The Taney court upheld a Louisiana law allowing for segregation of people based on race saying it did not violate the 14th Amendment. The part in question was the equal protection clause: "No State shall... deny to any person within its jurisdiction the equal protection of the laws". This lead to the Plessy v. Ferguson decision stating that "separate but equal" follows that amendment. However, as we all know, that precedent was later overturned by the Warren Court in Brown v. Board where a more correct and enlightened precedent was set. That is what I meant to say.

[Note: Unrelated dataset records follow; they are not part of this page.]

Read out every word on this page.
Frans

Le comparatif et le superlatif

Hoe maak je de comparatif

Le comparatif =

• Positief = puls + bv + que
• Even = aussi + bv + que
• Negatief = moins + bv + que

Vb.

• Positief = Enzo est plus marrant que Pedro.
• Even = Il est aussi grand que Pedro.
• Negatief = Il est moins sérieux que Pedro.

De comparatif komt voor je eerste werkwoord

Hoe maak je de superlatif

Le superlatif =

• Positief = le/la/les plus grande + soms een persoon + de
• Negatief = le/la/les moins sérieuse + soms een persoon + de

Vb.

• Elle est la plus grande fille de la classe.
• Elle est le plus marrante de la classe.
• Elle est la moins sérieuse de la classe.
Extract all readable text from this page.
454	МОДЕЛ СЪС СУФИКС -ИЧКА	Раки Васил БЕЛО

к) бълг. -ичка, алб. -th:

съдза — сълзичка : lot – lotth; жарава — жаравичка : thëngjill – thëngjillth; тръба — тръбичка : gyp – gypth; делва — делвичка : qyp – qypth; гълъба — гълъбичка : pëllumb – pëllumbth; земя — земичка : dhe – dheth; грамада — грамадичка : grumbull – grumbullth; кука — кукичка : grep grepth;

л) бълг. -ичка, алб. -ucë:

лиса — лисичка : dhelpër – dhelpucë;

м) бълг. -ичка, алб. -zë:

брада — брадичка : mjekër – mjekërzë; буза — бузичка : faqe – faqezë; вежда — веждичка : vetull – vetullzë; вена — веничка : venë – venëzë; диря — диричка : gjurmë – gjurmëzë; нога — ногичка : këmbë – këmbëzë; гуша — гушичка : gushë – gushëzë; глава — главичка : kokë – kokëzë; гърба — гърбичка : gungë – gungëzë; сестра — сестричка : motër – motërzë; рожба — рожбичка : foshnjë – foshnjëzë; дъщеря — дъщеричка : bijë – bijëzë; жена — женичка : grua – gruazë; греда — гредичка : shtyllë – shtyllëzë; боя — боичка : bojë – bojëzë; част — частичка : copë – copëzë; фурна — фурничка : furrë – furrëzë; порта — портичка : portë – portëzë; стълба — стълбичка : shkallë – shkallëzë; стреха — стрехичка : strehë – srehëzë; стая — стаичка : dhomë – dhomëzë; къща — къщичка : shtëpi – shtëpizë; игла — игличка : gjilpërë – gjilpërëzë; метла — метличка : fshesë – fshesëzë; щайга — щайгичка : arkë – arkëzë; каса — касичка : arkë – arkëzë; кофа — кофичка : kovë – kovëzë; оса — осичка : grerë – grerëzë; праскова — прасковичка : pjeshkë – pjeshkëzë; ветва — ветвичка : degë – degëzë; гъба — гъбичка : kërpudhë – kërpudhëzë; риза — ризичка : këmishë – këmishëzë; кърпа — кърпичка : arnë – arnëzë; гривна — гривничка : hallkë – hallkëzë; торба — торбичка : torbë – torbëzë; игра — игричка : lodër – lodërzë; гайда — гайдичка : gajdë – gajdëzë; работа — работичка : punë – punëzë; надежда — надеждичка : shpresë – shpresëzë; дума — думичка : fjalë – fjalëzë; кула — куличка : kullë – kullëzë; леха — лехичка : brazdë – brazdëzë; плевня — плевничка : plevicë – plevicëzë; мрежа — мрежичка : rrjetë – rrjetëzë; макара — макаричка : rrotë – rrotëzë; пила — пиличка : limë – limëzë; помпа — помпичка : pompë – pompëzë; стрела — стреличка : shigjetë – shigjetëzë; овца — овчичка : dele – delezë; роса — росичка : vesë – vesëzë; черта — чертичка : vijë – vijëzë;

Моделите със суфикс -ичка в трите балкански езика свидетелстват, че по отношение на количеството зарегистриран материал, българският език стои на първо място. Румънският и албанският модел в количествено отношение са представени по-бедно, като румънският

My uncle was a judge. My sister is good friends with a judge who I had the fortune of meeting. I think most judges try to interpret fairly without letting undue bias get in the way. However, they are human and have their failings. I have rarely seen people so determined to do their jobs well or people who agonize over decisions as they have huge ramifications (one had to sentence a man to 10 years, because of one poor decision in an otherwise honorable life, the morning I met him).

It is the job of the legislature to write out laws, within the Constitutional framework, that establish what we collectively (supposedly) believe to be justice. Then it is the job of the Court to tell us if the new laws and people's actions fit within our final model of justice. So in a very real way, it is their job to say what is justice -- according to our collective framework. (As far as absolute justice, that is an entirely separate issue).

Geoff said...

This has been an interesting discussion, and I will readily admit that I am out of my league with all the court cases being cited, but if you'll indulge my ignorance I would like to offer my opinion.

"...the much-mentioned distinction between judges making and applying the law has little meaning." Practically speaking, I think I agree with this for the most part. Judges do, in essence, "make" law when they interpret it, BUT I don't think that's something to celebrate, admire, and perpetuate.

The Constitution specifically vests to the power to _make_ law to the Congress - not the Judiciary.

Statements like "...that precedent was later overturned by the Warren Court in Brown v. Board where a more correct and enlightened precedent was set," don't make sense to me.

If the Congress wanted to "overturn" the Taney court's decision upholding the Lousiana law allowing for segregation, then they could have done it through legislative action. In my opinion, it isn't up to the Supreme Court to do it after they have been "enlightened."

The bottom line is, that the Congress _should_ make the laws - whether you agree with them or not - and when the law is sufficiently vague, then the courts can have a crack at divining the "intent." Then, I would argue, that is up to the Congress to further clarify (or re-draft) the law to make it less vague.

I agree with the notion that language can be imprecise, but that is not sufficient reason to not try to make it as precise as possible through LEGISLATIVE revision - not judicial.

Adam Freund said...

Unfair was a poor word choice as I mean illegal laws and incorrect precedents.

Who determines what are illegal laws and incorrect precedents. Isn't this as arbitrary as "justice"?

It is the job of the legislature to write out laws, within the Constitutional framework, that establish what we collectively (supposedly) believe to be justice. Then it is the job of the Court to tell us if the new laws and people's actions fit within our final model of justice.

I agree with the first part of this sentence. Society determines what it thinks is justice. That may not be good, as was the case in slavery, but it is their prerogative. The court, however, needs to stay within that model and not change it, even if the model is "unjust".